Two words, immense pride, spring to mind when I think about how far we have come. We had enough of a repertoire to do our first gig in the Conservative Club in May 2013 and we played to a full house. The audience reaction was amazing! I knew then that we really had something and the band has worked hard since – there are tunes we play now, like Buddy Rich’s Big Swing Face, that would have been far too difficult then. It’s a mark of how well the band has developed that we can tackle really quite challenging ‘charts’ as they are known. Am I surprised? A little I guess, because I had no idea how far we could take this project.
How big a milestone was the Guildhall gig for you and how would you describe the reaction you got?
We have played many gigs over the last four years, small venues and big venues, and often to a full house it seems. And we had played the Guildhall before by invitation to be part of shows. But this was different – Stuart took the plunge and hired the theatre because we had a hunch we could fill it. It was a bit of a financial risk for us but we needn’t have worried as the gig sold out some six weeks before the event. There was even a waiting list for returns! When it came to the big night, we started the first number, Strike up the Band, as the curtains opened and you could just feel the warmth from the audience – everyone was there to have a great time. They even politely laughed at my terrible jokes. We received a standing ovation at the end and the next day, our Facebook page filled up with lovely complements from people who had been there.

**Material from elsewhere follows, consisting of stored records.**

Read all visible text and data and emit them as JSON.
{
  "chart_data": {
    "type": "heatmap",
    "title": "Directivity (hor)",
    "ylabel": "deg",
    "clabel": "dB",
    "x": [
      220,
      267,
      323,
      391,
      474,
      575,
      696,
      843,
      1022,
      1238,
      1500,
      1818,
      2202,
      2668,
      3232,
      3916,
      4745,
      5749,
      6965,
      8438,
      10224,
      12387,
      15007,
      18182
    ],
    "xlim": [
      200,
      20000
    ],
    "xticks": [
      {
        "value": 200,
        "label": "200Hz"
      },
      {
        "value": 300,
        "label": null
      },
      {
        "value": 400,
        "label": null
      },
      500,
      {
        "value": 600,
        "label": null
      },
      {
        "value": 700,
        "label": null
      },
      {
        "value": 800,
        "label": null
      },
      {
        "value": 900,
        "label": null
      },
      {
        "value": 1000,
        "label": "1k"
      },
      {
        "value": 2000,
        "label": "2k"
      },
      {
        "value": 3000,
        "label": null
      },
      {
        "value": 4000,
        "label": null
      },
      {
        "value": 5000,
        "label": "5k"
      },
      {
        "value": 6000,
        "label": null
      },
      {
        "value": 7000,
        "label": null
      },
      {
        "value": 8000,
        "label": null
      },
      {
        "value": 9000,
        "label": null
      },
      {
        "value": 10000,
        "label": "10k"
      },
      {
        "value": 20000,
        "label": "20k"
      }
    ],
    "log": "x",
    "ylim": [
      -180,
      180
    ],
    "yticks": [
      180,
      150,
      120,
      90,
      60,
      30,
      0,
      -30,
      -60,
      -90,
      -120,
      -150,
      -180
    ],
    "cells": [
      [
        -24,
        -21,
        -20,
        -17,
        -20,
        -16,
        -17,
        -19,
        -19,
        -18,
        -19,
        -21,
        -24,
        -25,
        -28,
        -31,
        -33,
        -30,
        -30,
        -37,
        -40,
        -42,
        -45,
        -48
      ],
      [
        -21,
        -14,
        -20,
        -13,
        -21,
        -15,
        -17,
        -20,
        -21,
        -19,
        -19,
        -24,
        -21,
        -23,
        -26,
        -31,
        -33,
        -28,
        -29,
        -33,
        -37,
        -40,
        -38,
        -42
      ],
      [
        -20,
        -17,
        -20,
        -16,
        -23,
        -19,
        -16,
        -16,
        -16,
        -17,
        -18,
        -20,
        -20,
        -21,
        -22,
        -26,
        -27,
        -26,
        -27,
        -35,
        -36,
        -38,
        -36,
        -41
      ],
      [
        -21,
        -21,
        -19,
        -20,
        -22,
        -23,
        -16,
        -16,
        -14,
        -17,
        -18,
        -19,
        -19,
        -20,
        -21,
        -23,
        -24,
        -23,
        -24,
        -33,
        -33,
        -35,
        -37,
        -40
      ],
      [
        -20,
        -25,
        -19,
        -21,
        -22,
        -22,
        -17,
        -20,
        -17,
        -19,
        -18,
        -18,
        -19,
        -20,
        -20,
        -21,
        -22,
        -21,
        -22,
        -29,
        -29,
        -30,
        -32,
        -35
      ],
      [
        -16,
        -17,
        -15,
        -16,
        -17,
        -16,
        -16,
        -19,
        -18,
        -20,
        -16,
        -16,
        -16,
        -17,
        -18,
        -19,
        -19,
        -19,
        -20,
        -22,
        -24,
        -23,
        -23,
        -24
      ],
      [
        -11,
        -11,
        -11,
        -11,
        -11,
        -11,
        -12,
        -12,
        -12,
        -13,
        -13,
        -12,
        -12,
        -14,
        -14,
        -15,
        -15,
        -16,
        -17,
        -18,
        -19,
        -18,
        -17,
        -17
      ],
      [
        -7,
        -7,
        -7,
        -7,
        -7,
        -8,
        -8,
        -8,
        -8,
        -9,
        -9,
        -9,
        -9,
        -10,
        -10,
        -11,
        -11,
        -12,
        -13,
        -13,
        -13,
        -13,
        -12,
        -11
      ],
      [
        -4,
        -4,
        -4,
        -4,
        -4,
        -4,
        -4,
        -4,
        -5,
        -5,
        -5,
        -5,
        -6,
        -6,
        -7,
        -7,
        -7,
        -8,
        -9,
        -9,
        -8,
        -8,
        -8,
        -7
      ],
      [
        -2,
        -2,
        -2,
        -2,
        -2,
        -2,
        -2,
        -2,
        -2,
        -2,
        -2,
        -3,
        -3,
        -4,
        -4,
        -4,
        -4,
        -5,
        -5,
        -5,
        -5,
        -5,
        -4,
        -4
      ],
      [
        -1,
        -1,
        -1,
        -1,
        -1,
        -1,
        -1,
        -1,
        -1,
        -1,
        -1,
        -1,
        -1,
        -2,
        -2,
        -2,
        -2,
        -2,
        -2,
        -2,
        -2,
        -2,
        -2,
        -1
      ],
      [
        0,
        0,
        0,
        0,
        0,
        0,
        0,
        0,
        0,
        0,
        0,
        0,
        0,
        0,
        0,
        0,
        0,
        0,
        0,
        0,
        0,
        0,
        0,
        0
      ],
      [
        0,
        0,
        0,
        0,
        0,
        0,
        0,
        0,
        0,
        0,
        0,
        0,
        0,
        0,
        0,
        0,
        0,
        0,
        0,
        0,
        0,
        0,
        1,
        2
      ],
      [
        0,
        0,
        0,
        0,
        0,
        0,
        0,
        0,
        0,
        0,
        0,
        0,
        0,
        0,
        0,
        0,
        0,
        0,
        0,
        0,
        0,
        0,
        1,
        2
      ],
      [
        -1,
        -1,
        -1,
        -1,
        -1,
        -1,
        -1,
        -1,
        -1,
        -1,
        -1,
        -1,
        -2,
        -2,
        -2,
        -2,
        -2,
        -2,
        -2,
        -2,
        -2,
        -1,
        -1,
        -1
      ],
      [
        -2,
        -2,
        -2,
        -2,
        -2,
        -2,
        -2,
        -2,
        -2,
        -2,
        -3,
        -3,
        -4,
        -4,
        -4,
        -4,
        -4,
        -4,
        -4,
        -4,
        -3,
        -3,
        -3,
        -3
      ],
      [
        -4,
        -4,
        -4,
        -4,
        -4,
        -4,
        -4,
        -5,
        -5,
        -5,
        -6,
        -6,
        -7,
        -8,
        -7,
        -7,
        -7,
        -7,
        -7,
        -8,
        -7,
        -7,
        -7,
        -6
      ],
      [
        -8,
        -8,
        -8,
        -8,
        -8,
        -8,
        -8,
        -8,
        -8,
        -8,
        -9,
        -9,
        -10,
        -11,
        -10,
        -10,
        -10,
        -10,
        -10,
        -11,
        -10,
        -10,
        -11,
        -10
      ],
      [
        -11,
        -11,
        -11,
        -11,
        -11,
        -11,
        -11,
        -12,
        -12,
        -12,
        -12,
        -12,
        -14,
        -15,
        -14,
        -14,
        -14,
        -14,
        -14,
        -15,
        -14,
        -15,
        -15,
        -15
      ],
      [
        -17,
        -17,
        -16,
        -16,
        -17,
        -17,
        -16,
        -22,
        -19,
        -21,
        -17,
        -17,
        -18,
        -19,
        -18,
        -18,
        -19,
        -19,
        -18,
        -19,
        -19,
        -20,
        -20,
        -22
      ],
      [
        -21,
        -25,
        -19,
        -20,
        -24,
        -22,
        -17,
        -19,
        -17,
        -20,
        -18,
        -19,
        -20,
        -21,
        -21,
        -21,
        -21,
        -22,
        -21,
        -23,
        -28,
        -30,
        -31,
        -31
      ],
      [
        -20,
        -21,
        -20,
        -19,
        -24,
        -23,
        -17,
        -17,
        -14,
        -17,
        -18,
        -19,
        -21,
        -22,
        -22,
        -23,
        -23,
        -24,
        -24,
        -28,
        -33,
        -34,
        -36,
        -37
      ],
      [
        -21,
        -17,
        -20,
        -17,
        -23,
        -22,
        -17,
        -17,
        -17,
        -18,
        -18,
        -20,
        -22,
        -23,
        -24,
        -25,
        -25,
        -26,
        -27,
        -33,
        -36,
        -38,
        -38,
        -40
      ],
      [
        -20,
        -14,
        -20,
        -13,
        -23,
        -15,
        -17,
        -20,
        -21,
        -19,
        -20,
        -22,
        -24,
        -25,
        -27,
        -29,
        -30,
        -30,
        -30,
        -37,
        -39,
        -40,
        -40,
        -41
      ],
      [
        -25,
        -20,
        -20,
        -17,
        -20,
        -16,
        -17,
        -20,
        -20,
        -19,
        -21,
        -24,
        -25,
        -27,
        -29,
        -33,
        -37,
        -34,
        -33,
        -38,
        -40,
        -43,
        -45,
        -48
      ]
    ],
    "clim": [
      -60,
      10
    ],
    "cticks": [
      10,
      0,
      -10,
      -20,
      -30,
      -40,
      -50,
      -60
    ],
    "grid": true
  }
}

What does the future hold for the band now?
Well, the phone is ringing, the date book is filling up for 2017 and we will be back at the Guildhall, as well a little further afield. We will work on some new tunes and continue to expand the repertoire. I think it’s clear that we play a style of music people want to hear, and we try to keep that quite varied, but always anchored in the big band style.
But as we look back on 2016, it contained a period of sadness. After a short illness, we lost our friend and fellow GRAB musician, Pete Clark, who played alto sax. He loved playing in GRAB and I like to think that we provided a friendly and rewarding experience for him in his final years. Success of the band is fantastic of course, but the musical community we have created is also so very important.